Jef kept the wonderful Stirling Cooper shop in Wigmore St . Working out of the studios in South Molton St & Clifford St, Sheridan Barnett & Sheilagh Brown created iconic clothes that were featured in all the most influential fashion magazines & media of the time .(see Sunday Times editorial by Michael Roberts and Molly Parkin, photographs by Guy Bourdin 6/8/72 ). After a year, they moved on to join Ossie Clark & Alice Pollock at Quorum, where they created some of the most iconic fashion looks of the decade . They went on, several years later, to creat their own, critically acclaimed, collections under the Jazz label.
Later in their careers, they worked independently under their own label and also designed & consulted for major fashion companies Jaeger and Marks & Spencer

==Brand expansion and designers==
By 1970, Stirling Cooper was producing handbags, belts and accessories that were stocked by the new Bata shoe shop on Oxford Street. Jane Whiteside's original design direction for womenswear was continued by a team of young designers, including Sheilagh Brown – also from the Royal College of Art and later to work with Sheridan Barnett – Phyllis Collins and Judy (Judith) Ullman; Ullman would later design for Moons. Price remained with Stirling Cooper until late 1971, moving on to the boutique Che Guevara.

===Change of ownership===
In 1972, original partners Ronnie Stirling and Jeff Cooper split – reportedly due to the pressures of the business. Jeff Cooper joined Radley/Quorum after working with Sheilagh Brown and Sheridan Barnett on the Coopers brand, while Ronnie Stirling remained at the helm of Stirling Cooper.
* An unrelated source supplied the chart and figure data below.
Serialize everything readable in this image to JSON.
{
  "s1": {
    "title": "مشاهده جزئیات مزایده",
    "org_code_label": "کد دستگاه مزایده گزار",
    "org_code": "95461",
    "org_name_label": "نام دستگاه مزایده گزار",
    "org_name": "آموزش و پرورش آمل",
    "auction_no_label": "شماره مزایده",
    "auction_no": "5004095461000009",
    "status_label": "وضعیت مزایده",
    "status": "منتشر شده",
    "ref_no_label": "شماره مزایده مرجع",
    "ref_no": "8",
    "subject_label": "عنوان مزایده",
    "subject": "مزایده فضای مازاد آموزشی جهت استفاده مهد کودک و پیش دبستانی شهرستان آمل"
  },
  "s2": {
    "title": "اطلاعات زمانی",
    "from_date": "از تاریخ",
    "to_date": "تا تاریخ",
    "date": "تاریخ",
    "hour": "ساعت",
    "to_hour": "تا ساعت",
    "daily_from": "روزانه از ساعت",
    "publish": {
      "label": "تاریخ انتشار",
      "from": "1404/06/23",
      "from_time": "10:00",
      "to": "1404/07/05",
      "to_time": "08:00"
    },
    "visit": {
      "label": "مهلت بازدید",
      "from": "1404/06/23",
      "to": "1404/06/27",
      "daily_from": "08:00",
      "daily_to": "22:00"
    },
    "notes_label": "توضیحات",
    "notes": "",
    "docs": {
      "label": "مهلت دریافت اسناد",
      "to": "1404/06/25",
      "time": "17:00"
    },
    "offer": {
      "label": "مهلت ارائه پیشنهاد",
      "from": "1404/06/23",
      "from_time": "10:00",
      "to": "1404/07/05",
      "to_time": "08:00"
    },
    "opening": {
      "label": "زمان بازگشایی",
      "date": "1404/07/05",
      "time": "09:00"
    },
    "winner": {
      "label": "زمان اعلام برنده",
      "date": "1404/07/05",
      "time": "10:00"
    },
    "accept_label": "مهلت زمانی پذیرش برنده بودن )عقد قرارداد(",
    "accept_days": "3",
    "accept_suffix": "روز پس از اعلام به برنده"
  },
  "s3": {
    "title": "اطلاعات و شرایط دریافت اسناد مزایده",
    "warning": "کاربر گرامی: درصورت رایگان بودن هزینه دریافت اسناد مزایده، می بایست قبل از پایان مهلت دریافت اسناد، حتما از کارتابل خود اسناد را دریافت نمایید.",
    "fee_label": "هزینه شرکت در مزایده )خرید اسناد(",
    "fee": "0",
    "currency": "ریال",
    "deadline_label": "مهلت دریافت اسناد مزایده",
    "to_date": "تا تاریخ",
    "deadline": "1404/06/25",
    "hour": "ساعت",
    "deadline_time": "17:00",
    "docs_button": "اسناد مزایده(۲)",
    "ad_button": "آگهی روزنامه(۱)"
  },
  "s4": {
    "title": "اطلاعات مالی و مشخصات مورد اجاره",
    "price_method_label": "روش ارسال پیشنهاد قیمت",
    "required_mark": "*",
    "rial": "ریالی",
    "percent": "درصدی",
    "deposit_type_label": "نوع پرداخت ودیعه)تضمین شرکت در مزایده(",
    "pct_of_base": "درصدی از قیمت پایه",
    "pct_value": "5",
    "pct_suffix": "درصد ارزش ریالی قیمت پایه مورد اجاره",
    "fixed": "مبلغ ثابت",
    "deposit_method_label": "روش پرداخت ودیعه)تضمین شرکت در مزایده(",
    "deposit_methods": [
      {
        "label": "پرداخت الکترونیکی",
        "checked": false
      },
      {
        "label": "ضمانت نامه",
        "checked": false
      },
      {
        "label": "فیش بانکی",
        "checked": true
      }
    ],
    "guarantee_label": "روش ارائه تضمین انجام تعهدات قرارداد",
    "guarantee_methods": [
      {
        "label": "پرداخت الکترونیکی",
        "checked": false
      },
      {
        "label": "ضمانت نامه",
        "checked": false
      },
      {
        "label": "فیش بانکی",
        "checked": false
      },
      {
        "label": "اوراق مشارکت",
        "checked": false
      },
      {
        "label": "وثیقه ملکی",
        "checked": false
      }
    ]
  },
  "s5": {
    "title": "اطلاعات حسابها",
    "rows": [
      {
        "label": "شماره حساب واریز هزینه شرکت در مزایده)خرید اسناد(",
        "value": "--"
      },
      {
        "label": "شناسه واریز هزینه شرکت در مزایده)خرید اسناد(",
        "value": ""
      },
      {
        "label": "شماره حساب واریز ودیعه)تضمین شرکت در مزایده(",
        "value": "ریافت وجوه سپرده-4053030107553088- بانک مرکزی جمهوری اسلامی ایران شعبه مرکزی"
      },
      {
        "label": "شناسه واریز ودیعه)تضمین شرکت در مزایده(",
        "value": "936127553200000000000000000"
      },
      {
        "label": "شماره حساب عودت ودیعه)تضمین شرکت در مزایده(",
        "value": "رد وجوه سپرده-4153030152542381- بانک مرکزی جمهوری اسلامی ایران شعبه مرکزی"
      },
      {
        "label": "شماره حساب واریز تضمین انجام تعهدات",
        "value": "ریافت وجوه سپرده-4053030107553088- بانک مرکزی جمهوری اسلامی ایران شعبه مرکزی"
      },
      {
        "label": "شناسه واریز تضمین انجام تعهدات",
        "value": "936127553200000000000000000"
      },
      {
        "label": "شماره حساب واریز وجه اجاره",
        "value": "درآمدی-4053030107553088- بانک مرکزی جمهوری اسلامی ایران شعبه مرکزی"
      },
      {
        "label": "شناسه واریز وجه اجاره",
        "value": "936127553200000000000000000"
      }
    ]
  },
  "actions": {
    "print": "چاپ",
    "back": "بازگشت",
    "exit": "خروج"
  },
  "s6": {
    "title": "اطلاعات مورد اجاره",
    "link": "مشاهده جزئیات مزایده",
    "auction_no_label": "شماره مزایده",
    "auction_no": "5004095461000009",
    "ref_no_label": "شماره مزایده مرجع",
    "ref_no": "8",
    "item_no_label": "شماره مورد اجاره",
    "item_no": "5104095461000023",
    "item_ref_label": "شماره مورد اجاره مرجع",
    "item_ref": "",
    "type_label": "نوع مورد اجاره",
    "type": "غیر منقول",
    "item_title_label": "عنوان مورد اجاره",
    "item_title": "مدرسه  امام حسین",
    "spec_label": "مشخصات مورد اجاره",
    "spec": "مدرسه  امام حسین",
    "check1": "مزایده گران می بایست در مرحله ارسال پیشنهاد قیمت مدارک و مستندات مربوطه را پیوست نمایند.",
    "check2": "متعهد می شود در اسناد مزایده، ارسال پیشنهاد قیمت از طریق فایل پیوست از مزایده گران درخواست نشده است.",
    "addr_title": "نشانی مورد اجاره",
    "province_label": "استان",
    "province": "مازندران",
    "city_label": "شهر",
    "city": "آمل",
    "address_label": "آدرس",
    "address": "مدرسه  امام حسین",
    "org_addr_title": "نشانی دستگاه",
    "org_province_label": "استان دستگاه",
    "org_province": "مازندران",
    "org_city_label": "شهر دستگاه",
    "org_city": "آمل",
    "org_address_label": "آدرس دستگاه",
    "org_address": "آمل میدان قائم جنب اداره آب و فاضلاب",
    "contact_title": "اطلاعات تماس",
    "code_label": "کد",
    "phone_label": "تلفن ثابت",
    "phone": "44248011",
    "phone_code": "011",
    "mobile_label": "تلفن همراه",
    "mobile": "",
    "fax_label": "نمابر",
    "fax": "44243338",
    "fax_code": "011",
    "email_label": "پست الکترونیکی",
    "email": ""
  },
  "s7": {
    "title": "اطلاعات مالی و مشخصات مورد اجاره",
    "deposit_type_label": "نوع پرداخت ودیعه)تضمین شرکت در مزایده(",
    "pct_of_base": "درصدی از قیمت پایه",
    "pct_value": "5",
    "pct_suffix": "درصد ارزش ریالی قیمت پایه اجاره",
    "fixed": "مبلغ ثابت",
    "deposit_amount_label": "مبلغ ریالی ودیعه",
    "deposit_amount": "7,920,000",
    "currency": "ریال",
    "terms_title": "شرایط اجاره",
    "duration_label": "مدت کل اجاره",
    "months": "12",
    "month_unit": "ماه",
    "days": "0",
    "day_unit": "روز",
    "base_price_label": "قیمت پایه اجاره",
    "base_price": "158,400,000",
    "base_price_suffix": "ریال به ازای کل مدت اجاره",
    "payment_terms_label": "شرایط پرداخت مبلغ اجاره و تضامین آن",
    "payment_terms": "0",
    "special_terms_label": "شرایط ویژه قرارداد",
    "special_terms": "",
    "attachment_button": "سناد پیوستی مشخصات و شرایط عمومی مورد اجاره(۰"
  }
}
In 1975, the brand was singled out – along with Jeff Banks, Stephen Marks and Christopher McDonnell – as a fashion house likely to weather the arrival of cheaper mass-market and 'no label' brands. Chris Poulton was righthand man to Ronnie Stirling and a team of designers worked for the brand. A key survival strategy was to continually drip-feed new styles into stores throughout the season, combining staple fashion items with more outrageous lines to attract attention. Poulton noted: "Our aim is always to stick to an identifiable look so that people who like us will always look for our label". By this stage, the business encompassed a shop in New Bond Street, a concession in Peter Robinson and a wholesale showroom servicing 30 in-store concessions nationally, as well as licensing and distribution deals internationally. South African-born Michael Conitzer, who had joined Stirling Cooper in 1972 after training at Marks & Spencer, went on to become managing director. In 1980, he began to market a range of condoms in the stores which later became the Jiffi brand. Conitzer moved on from Stirling Cooper in 1992 and founded the Kings Road Sporting Club in Chelsea which became lululemon in 2015.

==New directions and brand demise==
Paul Dass bought the Stirling Cooper business in 1992 and decided to move it back to its original focus on working with up-and-coming designers. Initially he recruited Bella Freud, who spent a year with the brand producing signature pieces such as suits and skinny knits. In 1994, he recruited Nicholas Knightly, tipped as a rising star of the fashion industry, to produce a designer collection. Dass also undertook a refurbishment programme, using David Quigley Architects to create urban-themed interiors for its six stores, including the Oxford Street flagship. The company ceased trading in the 1990s.